Biz Sema Ramazanoğlu’na baktığımızda dayanışma düşü kurulacak bir kadın değil, kul olduğunu defaatle söyleyen bir tebaa görüyoruz.
Kadının kurtuluşu “kullar, köleler” ile değil, yurttaşlık bilincine sahip, özgür ruhlu kadınların mücadelesiyle gelecektir.
BİZ SENİNLE KAVGALIYIZ
Sema Ramazanoğlu’na baktığımızda dayanışma düşü kurulacak bir kadın değil, kul olduğunu defaatle söyleyen bir tebaa görüyoruz.
Aile ve Sosyal Politikalar Bakanı Sema Ramazanoğlu, geçtiğimiz hafta bir açıklamasında; “Kadına yönelik şiddet yok, algıda seçilik var” ifadelerini kullandı. Kendisinin sosyal medya hesabının kullanıcı adının “benbirkulum1” olduğunu söyleyip tartışmayı bitirebiliriz ama devam edelim.
İlk türbanlı bakanın yakasında taşıdığı bir de nişanesi var; 28 Şubat sürecinde hekimliği bırakıp türban mücadelesi vermeyi tercih etmiş. Liberaller rahat bir nefes alabilir, türban özgürleşmiş, türbanlı bakan koltuğuna kurulmuş, “kadınlar aslında ölmüyor” demektedir.
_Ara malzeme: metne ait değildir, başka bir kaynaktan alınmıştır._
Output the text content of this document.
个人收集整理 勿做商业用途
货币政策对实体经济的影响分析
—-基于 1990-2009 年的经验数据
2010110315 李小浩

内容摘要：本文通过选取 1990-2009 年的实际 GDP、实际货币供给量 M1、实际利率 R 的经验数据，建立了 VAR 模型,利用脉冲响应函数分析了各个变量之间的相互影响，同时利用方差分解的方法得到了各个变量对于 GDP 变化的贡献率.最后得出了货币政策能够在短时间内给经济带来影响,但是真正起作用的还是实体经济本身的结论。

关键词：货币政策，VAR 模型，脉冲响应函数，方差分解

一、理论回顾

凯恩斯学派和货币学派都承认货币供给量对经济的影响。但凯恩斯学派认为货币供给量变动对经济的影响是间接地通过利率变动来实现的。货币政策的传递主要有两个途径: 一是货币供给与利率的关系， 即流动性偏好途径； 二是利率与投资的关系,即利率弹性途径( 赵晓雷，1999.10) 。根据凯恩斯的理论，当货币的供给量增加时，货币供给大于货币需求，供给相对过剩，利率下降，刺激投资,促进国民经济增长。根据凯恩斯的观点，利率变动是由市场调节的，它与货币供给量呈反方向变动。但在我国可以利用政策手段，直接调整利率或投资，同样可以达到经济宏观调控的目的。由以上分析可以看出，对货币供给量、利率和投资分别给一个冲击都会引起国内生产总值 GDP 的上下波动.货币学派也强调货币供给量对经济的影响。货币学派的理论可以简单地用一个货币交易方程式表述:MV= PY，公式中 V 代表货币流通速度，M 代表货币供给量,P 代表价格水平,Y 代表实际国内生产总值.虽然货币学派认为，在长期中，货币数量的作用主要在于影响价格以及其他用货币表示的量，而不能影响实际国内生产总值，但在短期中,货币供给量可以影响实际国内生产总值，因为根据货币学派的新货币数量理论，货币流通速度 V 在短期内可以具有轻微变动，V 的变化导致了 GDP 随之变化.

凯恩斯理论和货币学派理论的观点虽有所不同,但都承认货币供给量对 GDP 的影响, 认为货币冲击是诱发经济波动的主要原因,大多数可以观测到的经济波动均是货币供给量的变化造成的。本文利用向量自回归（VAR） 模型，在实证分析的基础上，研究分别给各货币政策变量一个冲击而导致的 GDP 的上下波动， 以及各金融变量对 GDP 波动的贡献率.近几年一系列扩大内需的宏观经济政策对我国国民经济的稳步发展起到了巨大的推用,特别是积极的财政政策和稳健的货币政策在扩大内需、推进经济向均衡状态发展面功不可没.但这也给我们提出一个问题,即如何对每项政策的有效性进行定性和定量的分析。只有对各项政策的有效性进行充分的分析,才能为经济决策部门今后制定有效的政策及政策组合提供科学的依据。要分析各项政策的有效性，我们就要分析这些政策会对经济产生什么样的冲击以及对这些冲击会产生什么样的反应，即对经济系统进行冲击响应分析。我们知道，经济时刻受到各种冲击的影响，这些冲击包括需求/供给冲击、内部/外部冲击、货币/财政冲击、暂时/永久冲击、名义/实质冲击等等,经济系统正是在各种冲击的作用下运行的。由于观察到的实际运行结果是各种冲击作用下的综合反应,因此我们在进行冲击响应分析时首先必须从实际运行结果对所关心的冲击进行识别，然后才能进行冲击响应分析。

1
Ramazanoğlu, kadınların “aslında öldürülmediğini” söylediği bakan koltuğunda, işgal ettiği bakanlığın adını da aslında “vicdan bakanlığı” olarak gördüğünü, elimizi vicdanımıza koyarsak tüm sorunları çözebileceğimizi iddia etmektedir.
Bakan Ramazanoğlu’na baktığımızda bir kadın görmediğimiz gibi bir vicdan emaresi de göremiyoruz. Gördüğümüz daha geçen gün Suriye’deki cihatçı çetelere tırlar dolusu “yardım” yollayanların kurdelesini kestiğidir. Tıpkı kulu olduğu diktatörün daha önce defalarca yaptığı gibi.
Muhtemel ki Ramazanoğlu, kadın düşmanı cihatçıların, Alevilerin kıyımından sonra camilerde dağıttığı lokumları afiyetle yiyecek tabiatta da biridir.
AKP’li bakan “algıda seçicilik var” buyurmuş, cihatçıları desteklemiş kime ne, Kadın Adayları Destekleme Derneği (KADER) kendisini ziyarette bir beis görmemektedir. Ne güzel yarenlik, ne hoş yağdanlık…
Kadın cinayetleri için sayaçlar oluşturulmuş bir ülkede, kadınların katledilişini görmemekte ısrar eden biri kadın düşmanı değilse nedir? Peki kadınları desteklediğini söyleyenlerin, bir kadın düşmanının eteklerinin dibinde toplaşmasına ne denir?
Biz Sema Ramazanoğlu’na baktığımızda dayanışma düşü kurulacak bir kadın değil, kul olduğunu defaatle söyleyen bir tebaa görüyoruz.
Kadının kurtuluşu “kullar, köleler” ile değil, yurttaşlık bilincine sahip, özgür ruhlu kadınların mücadelesiyle gelecektir.
Kalan zat-ı muhteremler ve yarenleri, aradan çekilmelidir.